Debbie on Her Knees
by George Boxlicker
Copyright 2013 by George Boxlicker
Years ago, when I was eighteen years old and had just graduated from high school, I was still unsure of what I wanted to do with my life. I knew I would have to work for a living, of course but I didn’t know what I would be doing. My father had worked in the same factory all his adult life, and my older brother had been working there for two years, but I had no wish to emulate them. There was no future whatsoever in working on an assembly line, and I wanted something better, although I didn't know what.
I grabbed the first job I could get, which was as an office boy in a nearby city. It didn’t pay much, but I still lived at home and I would be able to get some work experience, and it might lead to something better. I had always wanted to be a free-lance writer, and had always done well in English Composition and similar classes. I liked the idea of the independence, but I wasn’t sure I could actually make a living at writing, and working at any kind of job might give me some perspective.

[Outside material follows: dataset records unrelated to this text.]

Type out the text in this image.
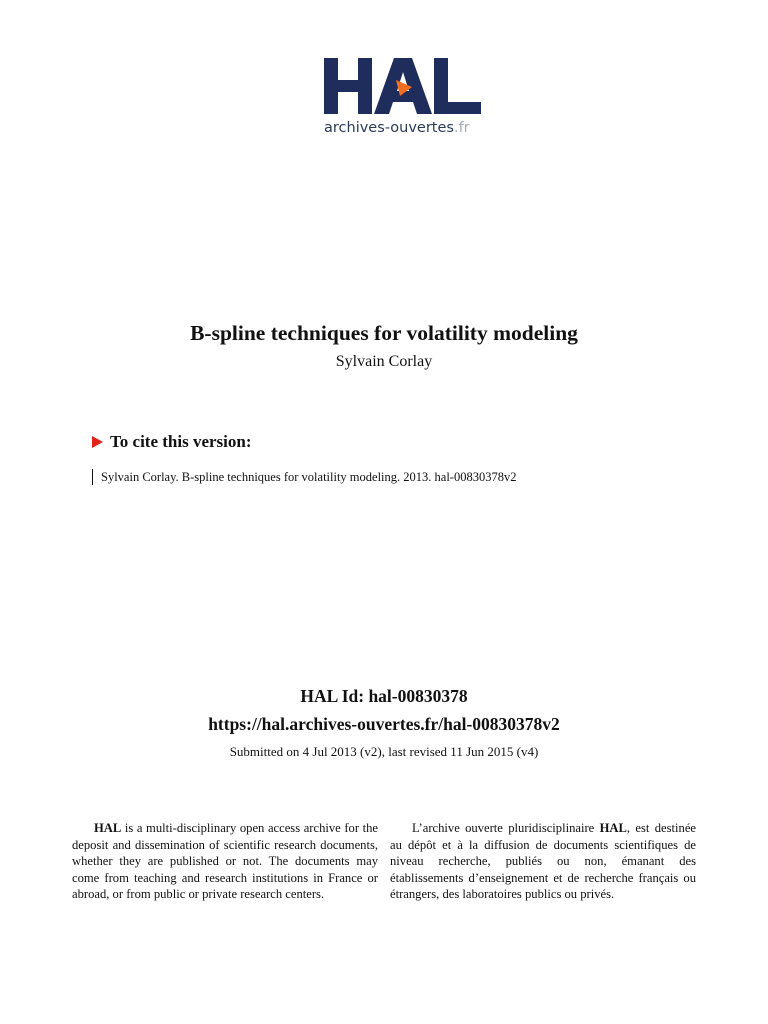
archives-ouvertes.fr
B-spline techniques for volatility modeling
Sylvain Corlay
To cite this version:
Sylvain Corlay. B-spline techniques for volatility modeling. 2013. hal-00830378v2
HAL Id: hal-00830378
https://hal.archives-ouvertes.fr/hal-00830378v2
Submitted on 4 Jul 2013 (v2), last revised 11 Jun 2015 (v4)

HAL is a multi-disciplinary open access archive for the deposit and dissemination of scientific research documents, whether they are published or not. The documents may come from teaching and research institutions in France or abroad, or from public or private research centers.

L’archive ouverte pluridisciplinaire HAL, est destinée au dépôt et à la diffusion de documents scientifiques de niveau recherche, publiés ou non, émanant des établissements d’enseignement et de recherche français ou étrangers, des laboratoires publics ou privés.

One of the first persons I encountered in the office was Debbie Wade. I remembered her quite well from high school, but she didn’t remember me, which was not surprising. She had been a senior and a cheerleader when I was a freshman. Debbie was the stereotypical all-American glamour girl, blonde and beautiful and popular, and dating the quarterback on the football team. From what I heard, she got knocked up about a month before she graduated and, when she told her boyfriend about her impending motherhood, he skipped town. Nobody I knew of ever heard from him again. She had the baby but, at that time and that place, a teenager having a child out of wedlock was a scandal, and Debbie left town also.